Read the Room: Inferring Social Context Through Dyadic Interaction Recognition in Cyber-physical-social Infrastructure Systems

TL;DR

This paper advances cyber-physical-social infrastructure systems (CPSIS) by focusing on social benefits and privacy-preserving measurement of human interactions within infrastructure. It introduces a dyadic interaction dataset drawn from a five-category taxonomy and benchmarks five skeleton-based recognition models on 12 dyadic interactions, finding ConvLSTM to be the most effective for capturing spatiotemporal social cues.
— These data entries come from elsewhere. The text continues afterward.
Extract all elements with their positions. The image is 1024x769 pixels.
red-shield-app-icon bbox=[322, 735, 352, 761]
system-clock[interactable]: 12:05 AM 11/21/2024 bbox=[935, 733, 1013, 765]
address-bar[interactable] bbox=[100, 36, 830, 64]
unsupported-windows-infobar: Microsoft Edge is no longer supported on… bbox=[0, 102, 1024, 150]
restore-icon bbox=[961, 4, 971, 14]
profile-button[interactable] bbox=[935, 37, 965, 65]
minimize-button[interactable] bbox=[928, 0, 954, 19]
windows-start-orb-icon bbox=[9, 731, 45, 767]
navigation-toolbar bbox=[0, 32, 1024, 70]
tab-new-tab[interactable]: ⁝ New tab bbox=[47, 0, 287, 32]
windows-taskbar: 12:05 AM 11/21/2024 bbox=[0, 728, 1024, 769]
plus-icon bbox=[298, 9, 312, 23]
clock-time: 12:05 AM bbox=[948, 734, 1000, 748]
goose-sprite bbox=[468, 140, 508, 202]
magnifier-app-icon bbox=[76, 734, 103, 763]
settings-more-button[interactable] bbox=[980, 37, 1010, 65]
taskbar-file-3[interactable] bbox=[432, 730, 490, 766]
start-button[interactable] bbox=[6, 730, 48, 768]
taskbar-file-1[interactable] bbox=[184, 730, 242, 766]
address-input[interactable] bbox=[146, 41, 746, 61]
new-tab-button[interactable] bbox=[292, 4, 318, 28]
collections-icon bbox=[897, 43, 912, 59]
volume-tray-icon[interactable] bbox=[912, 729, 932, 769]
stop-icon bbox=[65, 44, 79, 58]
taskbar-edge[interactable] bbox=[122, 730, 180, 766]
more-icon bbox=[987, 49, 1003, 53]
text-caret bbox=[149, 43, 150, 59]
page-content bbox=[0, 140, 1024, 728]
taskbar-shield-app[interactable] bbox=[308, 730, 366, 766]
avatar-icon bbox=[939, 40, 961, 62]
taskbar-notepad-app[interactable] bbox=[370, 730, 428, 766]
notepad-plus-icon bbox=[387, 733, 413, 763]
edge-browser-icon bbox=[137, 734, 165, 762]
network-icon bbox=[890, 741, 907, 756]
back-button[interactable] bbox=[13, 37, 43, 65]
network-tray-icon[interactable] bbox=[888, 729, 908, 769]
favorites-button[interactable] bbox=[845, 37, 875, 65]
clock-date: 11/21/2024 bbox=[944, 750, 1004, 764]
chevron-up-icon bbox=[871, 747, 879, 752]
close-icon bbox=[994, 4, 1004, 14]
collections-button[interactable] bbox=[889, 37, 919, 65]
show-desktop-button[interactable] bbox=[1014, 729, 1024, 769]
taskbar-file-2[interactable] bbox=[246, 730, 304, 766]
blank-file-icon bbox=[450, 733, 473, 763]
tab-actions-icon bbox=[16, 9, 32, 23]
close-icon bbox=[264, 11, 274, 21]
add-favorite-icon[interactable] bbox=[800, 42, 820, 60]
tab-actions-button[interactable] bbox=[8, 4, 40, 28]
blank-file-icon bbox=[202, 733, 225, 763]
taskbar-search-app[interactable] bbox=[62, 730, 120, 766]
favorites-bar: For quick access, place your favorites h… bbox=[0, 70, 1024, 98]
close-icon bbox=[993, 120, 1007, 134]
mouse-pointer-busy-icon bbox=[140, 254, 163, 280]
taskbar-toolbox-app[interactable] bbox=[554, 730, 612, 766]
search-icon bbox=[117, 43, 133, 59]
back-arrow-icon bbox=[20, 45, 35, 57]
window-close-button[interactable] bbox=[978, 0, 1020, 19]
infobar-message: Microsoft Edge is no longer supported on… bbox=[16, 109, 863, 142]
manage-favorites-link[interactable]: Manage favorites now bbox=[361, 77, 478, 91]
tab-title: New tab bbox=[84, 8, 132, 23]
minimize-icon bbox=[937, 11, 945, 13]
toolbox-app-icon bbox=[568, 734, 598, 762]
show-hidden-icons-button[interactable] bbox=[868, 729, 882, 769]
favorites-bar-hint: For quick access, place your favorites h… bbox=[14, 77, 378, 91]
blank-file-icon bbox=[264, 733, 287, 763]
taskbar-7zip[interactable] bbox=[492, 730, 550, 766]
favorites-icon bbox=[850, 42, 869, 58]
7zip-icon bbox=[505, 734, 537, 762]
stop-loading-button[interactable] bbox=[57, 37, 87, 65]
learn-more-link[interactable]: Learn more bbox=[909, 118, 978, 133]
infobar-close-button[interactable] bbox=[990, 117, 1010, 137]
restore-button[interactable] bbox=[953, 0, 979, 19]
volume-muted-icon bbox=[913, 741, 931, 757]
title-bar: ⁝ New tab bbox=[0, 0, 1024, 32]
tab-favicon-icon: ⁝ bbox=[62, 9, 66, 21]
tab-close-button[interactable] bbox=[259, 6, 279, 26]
The study reveals that depth-sensor–based skeleton data can enable robust dyadic interaction recognition even under occlusion, suggesting practical pathways for integrating social objectives into CPSIS. The work lays groundwork for mapping social interactions to social benefits, with potential applications in healthcare, smart spaces, and autonomous systems, while highlighting the need for deeper understanding of social meanings and more efficient implementations.

Abstract

Cyber-physical systems (CPS) integrate sensing, computing, and control to improve infrastructure performance, focusing on economic goals like performance and safety. However, they often neglect potential human-centered (or ''social'') benefits. Cyber-physical-social infrastructure systems (CPSIS) aim to address this by aligning CPS with social objectives. This involves defining social benefits, understanding human interactions with each other and infrastructure, developing privacy-preserving measurement methods, modeling these interactions for prediction, linking them to social benefits, and actuating the physical environment to foster positive social outcomes. This paper delves into recognizing dyadic human interactions using real-world data, which is the backbone to measuring social behavior. This lays a foundation to address the need to enhance understanding of the deeper meanings and mutual responses inherent in human interactions. While RGB cameras are informative for interaction recognition, privacy concerns arise. Depth sensors offer a privacy-conscious alternative by analyzing skeletal movements. This study compares five skeleton-based interaction recognition algorithms on a dataset of 12 dyadic interactions. Unlike single-person datasets, these interactions, categorized into communication types like emblems and affect displays, offer insights into the cultural and emotional aspects of human interactions.

Figures (6)

• Figure 1: Situation of work within CPSIS annaswamy_control_nodate.
• Figure 2: Sample depth data of 12 interactions. From left to right and top to bottom: Waving in, thumbs-up, waving, pointing, showing measurements, hugging, laughing, arm crossing, nodding, writing circles in the air, holding palms out, and twirling or scratching hair.
• Figure 3: The testbed includes (a) the Azure Kinect 221cm above ground and tilted 37 degrees downward, (b) a 218.5cm $\times$ 180.5cm interaction area that is set 262cm away from the sensing module to ensure full view, in (c) an open indoor testbed location.
• Figure 4: The features extracted from skeletons are (a) 32 joints, (b) angles defined by three joints, and (c) distances that connect two joints.
• Figure 5: Overall structure of the deep learning models, which includes the input layer (depends on the considered model), model-specific layers, two fully connected layers containing 32 and 12 neurons respectively, and the output layer with softmax activation function.